ADR-0001: DuckDB as the primary warehouse¶

Status: Accepted · 2026-02 · reaffirmed 2026-07 for the local-only platform.

Context¶

Databox is a single-operator data platform. Three hard constraints shape every infrastructure choice:

Zero fixed cost. No always-on database instance, no managed warehouse contract, no per-seat BI licensing.
Zero-infra local mode. A new contributor (or a future me on a new laptop) should be productive in minutes, not after provisioning anything.
Analytical workload profile. The data is batch-ingested daily, modeled with SQL, and queried by a handful of dashboards. No OLTP, no high concurrency, no real-time writes.

Candidate stacks considered: Postgres + dbt, Snowflake (free tier), BigQuery (free tier), ClickHouse, DuckDB, Parquet-on-S3 + Athena.

Decision¶

Use DuckDB as the primary warehouse.
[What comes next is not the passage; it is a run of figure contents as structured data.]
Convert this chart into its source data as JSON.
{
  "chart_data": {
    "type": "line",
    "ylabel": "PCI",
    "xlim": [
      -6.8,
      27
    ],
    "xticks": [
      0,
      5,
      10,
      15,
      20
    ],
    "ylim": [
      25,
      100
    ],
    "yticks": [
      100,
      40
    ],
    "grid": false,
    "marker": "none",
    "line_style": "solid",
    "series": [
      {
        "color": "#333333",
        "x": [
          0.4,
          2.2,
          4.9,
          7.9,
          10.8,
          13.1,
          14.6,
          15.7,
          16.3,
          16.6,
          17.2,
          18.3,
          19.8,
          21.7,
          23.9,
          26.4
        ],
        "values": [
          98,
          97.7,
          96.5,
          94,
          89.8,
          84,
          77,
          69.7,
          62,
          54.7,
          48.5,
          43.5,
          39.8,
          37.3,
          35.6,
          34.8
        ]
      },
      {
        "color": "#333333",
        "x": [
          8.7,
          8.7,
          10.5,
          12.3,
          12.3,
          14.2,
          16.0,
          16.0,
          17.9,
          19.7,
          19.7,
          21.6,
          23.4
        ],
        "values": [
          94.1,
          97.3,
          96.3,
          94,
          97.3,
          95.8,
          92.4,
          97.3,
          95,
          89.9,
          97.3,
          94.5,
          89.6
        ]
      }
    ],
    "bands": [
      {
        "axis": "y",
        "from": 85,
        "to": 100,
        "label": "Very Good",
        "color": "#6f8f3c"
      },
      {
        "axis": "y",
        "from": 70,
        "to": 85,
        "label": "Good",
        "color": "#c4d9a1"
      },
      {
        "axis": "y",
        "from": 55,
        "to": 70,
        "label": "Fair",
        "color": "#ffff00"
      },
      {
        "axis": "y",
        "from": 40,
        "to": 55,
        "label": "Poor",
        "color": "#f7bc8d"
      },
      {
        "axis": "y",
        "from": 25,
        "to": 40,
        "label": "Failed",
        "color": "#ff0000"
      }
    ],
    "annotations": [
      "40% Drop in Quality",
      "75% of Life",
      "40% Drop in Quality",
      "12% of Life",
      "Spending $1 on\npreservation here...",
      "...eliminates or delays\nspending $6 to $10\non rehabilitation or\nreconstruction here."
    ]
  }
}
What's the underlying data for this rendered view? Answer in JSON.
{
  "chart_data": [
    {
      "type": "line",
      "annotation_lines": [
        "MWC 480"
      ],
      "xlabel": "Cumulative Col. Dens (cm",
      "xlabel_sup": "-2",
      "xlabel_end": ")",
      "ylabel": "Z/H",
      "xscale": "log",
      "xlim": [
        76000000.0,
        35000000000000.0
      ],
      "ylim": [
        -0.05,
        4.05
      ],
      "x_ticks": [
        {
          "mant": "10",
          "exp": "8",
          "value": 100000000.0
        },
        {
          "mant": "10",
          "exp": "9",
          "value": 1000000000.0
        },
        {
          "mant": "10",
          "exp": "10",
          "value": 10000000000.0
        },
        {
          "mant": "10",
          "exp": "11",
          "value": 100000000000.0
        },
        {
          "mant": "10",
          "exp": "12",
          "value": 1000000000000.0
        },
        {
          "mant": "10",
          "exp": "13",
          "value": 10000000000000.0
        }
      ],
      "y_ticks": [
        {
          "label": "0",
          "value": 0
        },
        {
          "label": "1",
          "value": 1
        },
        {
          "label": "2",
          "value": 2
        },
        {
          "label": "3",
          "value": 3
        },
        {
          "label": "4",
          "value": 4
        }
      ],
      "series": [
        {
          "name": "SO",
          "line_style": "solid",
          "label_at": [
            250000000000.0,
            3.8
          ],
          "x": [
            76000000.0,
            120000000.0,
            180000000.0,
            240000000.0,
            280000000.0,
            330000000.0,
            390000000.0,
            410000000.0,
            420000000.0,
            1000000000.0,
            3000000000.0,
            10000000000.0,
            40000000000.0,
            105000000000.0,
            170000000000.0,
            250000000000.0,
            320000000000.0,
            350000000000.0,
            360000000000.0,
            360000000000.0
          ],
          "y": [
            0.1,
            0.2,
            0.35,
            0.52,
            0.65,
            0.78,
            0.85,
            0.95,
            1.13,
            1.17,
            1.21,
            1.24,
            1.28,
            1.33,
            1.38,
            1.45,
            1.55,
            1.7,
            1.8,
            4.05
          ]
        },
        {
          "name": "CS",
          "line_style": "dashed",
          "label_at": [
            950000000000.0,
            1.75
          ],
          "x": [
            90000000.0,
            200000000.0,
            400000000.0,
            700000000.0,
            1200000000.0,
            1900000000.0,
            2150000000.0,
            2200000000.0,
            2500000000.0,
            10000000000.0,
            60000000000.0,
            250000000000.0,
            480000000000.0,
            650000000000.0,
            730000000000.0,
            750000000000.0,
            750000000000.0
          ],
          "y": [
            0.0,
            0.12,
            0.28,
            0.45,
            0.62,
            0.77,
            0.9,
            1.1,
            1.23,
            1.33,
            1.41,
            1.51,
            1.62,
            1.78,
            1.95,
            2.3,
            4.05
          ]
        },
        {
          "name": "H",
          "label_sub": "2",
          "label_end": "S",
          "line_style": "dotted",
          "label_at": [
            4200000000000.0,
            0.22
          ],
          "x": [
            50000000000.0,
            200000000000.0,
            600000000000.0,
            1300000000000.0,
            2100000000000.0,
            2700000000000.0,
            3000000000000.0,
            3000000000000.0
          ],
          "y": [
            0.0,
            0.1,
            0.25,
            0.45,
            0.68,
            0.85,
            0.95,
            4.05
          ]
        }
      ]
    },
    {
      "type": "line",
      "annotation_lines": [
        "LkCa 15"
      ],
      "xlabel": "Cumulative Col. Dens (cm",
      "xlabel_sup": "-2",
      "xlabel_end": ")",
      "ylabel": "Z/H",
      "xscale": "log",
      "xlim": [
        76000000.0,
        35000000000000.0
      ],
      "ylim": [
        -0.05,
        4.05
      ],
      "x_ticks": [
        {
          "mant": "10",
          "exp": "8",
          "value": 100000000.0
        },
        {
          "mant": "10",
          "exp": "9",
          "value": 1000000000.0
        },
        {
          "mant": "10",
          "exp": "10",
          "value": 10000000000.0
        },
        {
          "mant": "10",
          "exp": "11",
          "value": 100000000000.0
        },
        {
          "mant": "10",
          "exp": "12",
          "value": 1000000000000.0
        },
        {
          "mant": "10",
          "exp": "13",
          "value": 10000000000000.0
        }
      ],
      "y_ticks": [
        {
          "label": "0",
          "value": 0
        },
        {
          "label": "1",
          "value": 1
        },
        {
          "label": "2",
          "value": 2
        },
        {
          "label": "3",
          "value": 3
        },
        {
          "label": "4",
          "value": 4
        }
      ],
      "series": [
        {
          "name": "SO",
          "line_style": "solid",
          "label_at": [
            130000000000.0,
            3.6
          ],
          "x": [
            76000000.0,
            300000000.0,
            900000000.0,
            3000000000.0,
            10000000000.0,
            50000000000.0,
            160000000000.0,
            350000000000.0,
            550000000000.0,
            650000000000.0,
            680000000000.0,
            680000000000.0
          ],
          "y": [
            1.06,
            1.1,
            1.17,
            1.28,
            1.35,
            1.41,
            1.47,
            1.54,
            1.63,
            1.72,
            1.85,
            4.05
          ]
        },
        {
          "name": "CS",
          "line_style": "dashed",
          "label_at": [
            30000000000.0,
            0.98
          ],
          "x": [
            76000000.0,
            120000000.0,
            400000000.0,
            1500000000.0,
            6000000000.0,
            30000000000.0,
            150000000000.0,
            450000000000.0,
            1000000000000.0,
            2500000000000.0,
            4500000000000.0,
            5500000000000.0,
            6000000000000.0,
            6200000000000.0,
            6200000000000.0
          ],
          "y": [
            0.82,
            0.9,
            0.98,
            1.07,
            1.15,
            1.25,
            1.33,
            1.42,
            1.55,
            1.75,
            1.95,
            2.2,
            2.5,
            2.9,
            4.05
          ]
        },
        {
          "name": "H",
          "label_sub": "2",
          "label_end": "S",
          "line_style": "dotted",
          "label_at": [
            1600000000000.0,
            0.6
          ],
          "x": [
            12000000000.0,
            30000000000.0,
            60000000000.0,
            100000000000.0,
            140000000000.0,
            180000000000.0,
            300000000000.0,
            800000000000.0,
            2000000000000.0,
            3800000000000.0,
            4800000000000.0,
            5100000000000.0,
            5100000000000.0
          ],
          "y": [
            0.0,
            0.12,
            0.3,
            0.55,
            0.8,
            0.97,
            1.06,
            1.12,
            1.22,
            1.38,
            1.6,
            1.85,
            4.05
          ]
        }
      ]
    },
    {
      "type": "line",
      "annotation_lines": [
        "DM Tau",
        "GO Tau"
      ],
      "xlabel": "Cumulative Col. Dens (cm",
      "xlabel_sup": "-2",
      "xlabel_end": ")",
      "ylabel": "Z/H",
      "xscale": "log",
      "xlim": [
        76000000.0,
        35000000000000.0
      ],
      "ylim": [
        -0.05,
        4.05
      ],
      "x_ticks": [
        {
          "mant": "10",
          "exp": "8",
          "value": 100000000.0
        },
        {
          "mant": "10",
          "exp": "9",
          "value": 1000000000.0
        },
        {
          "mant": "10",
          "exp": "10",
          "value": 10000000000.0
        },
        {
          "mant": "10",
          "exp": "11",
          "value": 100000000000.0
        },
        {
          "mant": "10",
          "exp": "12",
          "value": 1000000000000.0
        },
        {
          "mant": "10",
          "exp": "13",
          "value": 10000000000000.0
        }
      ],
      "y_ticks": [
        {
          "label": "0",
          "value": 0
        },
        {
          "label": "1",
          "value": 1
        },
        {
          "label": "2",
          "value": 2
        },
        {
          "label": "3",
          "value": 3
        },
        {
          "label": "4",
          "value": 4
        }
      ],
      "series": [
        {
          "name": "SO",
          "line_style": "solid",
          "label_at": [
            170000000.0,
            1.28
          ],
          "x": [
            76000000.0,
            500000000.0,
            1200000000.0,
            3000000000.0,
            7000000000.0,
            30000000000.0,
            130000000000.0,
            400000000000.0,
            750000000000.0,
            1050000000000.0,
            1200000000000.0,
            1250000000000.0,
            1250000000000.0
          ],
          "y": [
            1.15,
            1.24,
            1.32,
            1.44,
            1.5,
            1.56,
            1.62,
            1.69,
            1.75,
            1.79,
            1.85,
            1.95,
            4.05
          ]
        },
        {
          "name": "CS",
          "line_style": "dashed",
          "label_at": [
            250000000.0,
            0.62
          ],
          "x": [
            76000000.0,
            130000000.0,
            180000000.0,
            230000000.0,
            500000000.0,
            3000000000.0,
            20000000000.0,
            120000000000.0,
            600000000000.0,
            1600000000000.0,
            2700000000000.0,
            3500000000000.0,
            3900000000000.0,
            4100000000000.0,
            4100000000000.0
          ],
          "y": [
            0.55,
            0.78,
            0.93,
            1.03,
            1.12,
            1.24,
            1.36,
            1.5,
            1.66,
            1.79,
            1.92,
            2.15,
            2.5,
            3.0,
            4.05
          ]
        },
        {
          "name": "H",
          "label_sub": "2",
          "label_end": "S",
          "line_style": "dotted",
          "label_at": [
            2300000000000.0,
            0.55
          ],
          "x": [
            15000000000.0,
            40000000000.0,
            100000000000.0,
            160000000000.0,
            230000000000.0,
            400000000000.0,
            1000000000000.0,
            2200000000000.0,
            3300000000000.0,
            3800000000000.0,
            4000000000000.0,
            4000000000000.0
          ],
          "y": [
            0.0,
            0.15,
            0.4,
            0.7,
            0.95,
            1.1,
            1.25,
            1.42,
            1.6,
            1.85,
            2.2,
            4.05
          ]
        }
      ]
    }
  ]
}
All transformations run against DuckDB; all marts live in DuckDB files under data/.

Consequences¶

Positive: - Zero infra. The database is a .duckdb file on disk. - Analytical queries against the flagship mart finish in tens of milliseconds locally. No tuning, no clustering keys. - Columnar storage + vectorized execution make this genuinely fast for the workload, not just "fine for small data". - First-class Parquet, JSON, and HTTP extensions mean dlt and downstream consumers can read/write a wide variety of formats without glue code. - Open source (MIT). No vendor lock-in.

Negative: - Direct multi-process writes to the same .duckdb file are still not the local model; concurrent local ingest goes through Quack (ADR-0007). - No row-level security, no fine-grained access control. Out of scope for this project; would be disqualifying at enterprise scale. - The .duckdb file is binary and doesn't diff cleanly — source of truth is always the raw ingest + transform code, never the database file itself.